Prove that the asymptotic density of $w(n)|n$ is 0

Question

Note $w(n)$ is number of primes dividing $n$. I know the definition of asymptotic density, but I'm not sure how to start with this problem. I can prove that the sets $w(n)|n$ and $w(n)\nmid n$ are infinite.
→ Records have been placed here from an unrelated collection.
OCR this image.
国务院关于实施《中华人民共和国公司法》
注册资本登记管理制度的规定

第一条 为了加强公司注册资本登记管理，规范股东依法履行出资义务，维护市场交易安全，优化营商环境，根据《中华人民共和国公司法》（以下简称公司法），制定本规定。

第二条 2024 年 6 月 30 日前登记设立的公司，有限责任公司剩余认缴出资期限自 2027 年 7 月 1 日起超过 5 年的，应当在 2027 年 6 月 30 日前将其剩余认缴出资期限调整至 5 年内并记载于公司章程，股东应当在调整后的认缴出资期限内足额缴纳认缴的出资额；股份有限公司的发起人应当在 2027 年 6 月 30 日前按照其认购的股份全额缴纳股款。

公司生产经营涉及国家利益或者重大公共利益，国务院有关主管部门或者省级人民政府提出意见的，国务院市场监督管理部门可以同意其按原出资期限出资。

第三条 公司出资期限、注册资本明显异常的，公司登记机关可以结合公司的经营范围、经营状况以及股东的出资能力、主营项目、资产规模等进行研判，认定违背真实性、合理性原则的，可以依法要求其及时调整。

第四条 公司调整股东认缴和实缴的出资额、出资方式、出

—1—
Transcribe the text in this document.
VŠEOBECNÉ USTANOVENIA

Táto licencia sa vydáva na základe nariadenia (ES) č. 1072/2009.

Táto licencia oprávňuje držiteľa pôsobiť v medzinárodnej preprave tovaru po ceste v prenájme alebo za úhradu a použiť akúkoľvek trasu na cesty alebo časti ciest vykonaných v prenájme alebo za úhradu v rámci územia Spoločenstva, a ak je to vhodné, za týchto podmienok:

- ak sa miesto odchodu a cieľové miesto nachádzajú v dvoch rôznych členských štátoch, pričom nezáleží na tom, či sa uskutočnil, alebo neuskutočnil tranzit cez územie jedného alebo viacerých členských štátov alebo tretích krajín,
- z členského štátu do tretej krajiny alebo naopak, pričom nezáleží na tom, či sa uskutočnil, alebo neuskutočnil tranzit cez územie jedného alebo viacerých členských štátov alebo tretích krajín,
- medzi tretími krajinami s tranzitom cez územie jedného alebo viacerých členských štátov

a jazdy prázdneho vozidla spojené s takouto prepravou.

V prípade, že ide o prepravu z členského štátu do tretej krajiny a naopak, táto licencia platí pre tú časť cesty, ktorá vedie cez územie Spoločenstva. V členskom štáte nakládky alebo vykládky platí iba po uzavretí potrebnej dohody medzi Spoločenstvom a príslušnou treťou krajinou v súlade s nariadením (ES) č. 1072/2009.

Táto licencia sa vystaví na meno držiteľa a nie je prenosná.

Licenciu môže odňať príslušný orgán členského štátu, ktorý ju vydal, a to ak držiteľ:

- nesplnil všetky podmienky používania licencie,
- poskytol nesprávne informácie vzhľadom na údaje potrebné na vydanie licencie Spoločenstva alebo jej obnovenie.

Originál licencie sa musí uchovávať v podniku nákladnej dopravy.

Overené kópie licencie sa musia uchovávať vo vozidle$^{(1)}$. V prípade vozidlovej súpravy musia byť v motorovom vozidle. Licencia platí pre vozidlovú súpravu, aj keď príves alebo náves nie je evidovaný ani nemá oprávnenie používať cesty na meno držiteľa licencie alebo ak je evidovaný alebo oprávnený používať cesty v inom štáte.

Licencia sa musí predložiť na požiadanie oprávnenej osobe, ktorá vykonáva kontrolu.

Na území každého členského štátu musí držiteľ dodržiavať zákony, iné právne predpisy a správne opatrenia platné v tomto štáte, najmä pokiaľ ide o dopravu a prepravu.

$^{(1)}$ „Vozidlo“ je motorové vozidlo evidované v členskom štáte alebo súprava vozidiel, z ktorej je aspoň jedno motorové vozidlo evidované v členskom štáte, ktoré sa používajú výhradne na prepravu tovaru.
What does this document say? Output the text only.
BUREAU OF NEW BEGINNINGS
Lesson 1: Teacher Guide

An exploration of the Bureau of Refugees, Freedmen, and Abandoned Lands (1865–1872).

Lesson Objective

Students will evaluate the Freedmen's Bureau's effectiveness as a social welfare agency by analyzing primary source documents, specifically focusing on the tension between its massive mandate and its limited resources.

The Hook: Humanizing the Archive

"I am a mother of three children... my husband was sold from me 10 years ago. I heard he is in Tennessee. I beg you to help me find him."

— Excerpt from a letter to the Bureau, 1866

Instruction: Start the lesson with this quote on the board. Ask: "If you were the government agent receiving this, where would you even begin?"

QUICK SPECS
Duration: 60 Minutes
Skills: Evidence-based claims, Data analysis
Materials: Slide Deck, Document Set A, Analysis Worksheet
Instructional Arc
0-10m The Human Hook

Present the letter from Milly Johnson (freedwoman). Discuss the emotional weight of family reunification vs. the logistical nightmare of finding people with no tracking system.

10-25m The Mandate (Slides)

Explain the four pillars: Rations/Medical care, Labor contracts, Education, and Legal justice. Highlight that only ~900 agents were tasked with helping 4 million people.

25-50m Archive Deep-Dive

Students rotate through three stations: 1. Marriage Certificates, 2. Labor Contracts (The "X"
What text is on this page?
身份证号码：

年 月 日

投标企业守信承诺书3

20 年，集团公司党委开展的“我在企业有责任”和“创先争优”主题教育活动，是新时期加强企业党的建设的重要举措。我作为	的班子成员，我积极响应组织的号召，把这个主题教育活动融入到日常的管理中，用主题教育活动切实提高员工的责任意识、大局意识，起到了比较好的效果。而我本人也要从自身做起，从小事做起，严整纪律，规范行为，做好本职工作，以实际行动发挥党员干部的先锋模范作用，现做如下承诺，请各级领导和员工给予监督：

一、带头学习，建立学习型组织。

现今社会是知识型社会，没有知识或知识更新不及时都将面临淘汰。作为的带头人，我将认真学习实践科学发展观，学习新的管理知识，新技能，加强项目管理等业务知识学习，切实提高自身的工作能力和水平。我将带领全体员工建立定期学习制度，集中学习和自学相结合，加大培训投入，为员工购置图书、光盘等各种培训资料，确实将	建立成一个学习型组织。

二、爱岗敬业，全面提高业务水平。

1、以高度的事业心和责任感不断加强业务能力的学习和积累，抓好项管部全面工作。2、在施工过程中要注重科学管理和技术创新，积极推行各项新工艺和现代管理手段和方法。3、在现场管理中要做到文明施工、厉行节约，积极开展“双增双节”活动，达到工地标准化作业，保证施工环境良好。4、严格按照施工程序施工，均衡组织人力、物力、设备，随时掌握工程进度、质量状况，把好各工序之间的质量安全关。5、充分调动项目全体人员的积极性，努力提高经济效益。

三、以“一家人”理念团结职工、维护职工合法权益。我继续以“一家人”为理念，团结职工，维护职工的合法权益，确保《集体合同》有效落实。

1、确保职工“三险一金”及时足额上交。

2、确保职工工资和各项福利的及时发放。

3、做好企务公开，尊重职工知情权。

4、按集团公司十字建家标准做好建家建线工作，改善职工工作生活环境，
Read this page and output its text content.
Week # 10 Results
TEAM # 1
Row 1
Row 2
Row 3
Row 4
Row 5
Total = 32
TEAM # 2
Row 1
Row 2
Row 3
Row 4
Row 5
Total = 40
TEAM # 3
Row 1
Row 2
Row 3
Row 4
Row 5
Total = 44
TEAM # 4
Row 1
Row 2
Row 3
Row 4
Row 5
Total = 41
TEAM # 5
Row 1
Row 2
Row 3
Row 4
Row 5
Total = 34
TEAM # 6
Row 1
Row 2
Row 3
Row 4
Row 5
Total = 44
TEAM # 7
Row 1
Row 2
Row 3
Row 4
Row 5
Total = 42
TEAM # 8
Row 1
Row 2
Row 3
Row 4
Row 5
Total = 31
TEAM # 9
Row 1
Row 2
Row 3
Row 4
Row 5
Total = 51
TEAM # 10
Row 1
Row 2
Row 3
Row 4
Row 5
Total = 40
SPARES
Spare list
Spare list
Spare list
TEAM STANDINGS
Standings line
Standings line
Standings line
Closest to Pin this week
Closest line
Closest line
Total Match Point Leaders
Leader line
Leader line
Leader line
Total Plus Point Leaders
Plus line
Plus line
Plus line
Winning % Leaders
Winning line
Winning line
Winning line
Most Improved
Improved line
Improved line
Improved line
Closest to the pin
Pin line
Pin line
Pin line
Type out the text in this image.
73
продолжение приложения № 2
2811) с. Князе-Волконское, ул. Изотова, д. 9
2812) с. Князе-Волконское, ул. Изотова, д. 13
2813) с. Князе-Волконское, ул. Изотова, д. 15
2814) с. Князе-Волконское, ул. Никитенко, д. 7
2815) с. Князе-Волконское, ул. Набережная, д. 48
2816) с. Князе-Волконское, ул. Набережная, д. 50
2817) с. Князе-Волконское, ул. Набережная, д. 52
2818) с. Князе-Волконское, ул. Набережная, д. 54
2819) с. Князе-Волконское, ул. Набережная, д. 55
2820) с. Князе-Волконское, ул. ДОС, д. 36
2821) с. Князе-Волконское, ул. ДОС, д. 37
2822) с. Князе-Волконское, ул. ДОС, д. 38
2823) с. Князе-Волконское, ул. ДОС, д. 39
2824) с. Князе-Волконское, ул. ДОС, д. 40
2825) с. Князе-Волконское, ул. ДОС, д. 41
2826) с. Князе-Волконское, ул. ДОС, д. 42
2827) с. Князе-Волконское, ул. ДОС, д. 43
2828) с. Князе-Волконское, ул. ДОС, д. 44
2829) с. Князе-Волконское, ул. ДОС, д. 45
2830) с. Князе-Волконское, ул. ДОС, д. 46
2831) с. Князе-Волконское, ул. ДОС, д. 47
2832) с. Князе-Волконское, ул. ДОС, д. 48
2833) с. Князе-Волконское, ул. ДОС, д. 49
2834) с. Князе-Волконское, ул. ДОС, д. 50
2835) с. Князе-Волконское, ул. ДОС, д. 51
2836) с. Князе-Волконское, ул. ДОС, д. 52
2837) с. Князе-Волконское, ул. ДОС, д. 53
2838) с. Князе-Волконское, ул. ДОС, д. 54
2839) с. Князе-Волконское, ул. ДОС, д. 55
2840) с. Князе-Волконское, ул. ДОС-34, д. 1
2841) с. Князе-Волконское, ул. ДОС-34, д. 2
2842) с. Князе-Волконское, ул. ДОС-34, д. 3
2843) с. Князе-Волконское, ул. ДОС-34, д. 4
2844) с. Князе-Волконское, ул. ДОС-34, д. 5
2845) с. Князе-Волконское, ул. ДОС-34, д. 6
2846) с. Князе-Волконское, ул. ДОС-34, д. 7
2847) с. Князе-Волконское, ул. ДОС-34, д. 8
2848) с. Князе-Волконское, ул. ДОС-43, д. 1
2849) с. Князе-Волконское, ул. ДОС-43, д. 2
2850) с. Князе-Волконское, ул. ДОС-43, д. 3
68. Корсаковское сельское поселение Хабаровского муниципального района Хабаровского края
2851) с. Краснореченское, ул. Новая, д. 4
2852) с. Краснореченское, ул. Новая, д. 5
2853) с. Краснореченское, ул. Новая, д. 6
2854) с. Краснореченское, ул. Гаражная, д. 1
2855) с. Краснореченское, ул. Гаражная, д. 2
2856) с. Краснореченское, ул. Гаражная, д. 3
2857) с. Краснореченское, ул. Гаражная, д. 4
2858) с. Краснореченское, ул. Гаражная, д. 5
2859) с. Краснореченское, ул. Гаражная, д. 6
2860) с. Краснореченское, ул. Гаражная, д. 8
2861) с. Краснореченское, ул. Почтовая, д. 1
Any hint would be appreciated.

Answer 1

Partitioning according to the value of $\omega(n)$ we obtain $$\sum_{n\leq x\atop \omega(n) \mid n} 1 \leq \sum_{k=1}^\infty \sum_{n\leq x, k \mid n \atop \omega(n) =k } 1 = \sum_{k \leq x } \sum_{m\leq x/k \atop \omega(mk) =k } 1 .$$ By the Hardy-Ramanujan theorem we have that the number of integers $n\leq x $ with $$|\omega(n) - \log \log x| > (\log \log x)^{3/4}$$ is $o(x)$. Therefore, the contribution of $k$ with $|k - \log \log x| > (\log \log x)^{3/4}$ is $o(x)$, which you can get just by ignoring the condition $k \mid n$. Hence,$$\sum_{n\leq x\atop \omega(n) \mid n} 1\leq o(x)+ \sum_{|k - \log \log x| \leq (\log \log x)^{3/4} } \sum_{m\leq x/k \atop \omega(mk) =k } 1 .$$ Now one might get asymptotics for the double sum on the right side by less wasteful arguments but let's only see what happens if you throw away the information $\omega(mk)=k$. We get $$\sum_{n\leq x\atop \omega(n) \mid n} 1\leq o(x)+ \sum_{|k - \log \log x| \leq (\log \log x)^{3/4} } \frac{x}{k} \ll o(x)+ O(x/\log \log x)+x \int_{|u - \log \log x| \leq (\log \log x)^{3/4}} \frac{\mathrm{d}u}{u} .$$ It remains to show that the integral is $o(1)$. Bounding the integrant by its maximum value we get that the integral is $$ \ll \frac{1}{\log \log x } \int_{|u - \log \log x| \leq (\log \log x)^{3/4}} 1\mathrm{d}u\ll (\log \log x)^{-1/4} .$$ This shows that $$\sum_{n\leq x\atop \omega(n) \mid n} 1= o(x) +O(x(\log \log x )^{-1/4})=o(x).$$

It would be interesting to find the true the asymptotic size of $$\sum_{n\leq x\atop \omega(n) \mid n} 1 .$$